A more informative version might read something like this:
Several decades ago Ira Pilgrim
<http://www.mcn.org/c/irapilgrim/irahome.html> published an article
"A Solution to the Too-good-to-be-true Paradox and Gregor Mendel"
[Pilgrim (1986)]. Pilgrim wrote, in part [bracketed by lines "PPPPPP
. . ."; see that article for the references]:
PPPPPPPPPPPPPPPPPPPPPPPPPPPPPPPPPPPPPPPPPPPPPP
In 1936, R.A. Fisher(1) concluded, on the basis of a Chi-square
analysis, that Gregor Mendel
<http://www.mcn.org/c/irapilgrim/menhome.html> had falsified his
data. Because of my experience with experimental data, I believed,
empirically, that Fisher was wrong. The first step in refuting him
was to logically demonstrate that his method and conclusions might be
suspect. In 1984(3), I was able to show that Fisher's reasoning
contained a number of paradoxical elements, and that Mendel's honesty
or dishonesty could not be conclusively demonstrated using chi
square. Recently, Monaghan and Corcos(2) . . .[Note by Hake: I assume
that the date 1885 for this reference is a typo]. . . reviewed
Fisher's(1), Weiling's(5) and other's work. They concluded that:
"although the statistical procedure is undoubtedly correct, the
conclusion seems to us to be illogical. We have a series of
independent experiments, none of which show evidence of bias and
whose Chi-square values show no systematic trend. Yet the sum of
these individually unbiased experiments is judged as showing bias.
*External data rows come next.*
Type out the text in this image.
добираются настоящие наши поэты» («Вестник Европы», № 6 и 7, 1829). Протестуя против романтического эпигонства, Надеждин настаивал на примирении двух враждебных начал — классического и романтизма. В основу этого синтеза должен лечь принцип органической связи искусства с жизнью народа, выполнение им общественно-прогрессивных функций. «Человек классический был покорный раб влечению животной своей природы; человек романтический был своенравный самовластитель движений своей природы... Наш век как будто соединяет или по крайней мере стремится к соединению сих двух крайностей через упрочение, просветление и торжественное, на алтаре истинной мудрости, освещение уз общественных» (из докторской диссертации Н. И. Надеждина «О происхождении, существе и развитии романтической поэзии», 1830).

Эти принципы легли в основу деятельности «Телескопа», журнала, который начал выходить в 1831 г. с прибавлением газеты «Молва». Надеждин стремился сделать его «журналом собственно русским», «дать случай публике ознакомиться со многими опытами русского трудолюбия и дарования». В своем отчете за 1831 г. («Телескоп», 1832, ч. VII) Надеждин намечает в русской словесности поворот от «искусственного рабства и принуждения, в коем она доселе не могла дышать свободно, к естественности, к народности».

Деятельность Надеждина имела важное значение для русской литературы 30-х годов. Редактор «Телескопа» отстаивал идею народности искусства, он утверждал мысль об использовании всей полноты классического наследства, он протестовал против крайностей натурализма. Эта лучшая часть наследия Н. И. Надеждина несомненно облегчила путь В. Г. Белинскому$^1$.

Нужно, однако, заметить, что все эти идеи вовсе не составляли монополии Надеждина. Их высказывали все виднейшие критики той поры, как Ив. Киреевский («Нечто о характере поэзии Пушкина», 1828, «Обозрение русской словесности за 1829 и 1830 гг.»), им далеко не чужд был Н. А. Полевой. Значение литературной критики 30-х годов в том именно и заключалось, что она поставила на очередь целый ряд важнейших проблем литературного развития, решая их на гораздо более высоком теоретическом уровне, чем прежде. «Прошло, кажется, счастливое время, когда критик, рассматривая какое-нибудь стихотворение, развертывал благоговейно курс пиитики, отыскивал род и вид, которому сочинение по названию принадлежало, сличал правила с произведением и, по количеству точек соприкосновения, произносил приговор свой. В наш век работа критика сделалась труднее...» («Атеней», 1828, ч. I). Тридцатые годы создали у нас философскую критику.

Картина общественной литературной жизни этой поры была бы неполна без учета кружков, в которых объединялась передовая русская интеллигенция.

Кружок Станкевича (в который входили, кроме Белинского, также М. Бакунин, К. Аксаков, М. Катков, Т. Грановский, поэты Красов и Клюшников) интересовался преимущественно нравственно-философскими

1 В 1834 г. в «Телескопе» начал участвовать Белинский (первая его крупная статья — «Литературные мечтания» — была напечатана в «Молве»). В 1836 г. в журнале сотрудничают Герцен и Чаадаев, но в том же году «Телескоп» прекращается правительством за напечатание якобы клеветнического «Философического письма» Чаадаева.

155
There seems to be no satisfactory solution to this problem at
present, at least not in the statistics."
The second step in refuting Fisher, is to show where he went wrong. I
have now solved that problem and can show why chi square is an
inappropriate tool for the detection of falsified data.
. . . . . . . . . . . . . . . . . . . .
. . . . . . . . . . . . . . . . . . . .
PPPPPPPPPPPPPPPPPPPPPPPPPPPPPPPPPPPPPPPPPPPPPP
Perhaps some Chi-square experts might like to comment.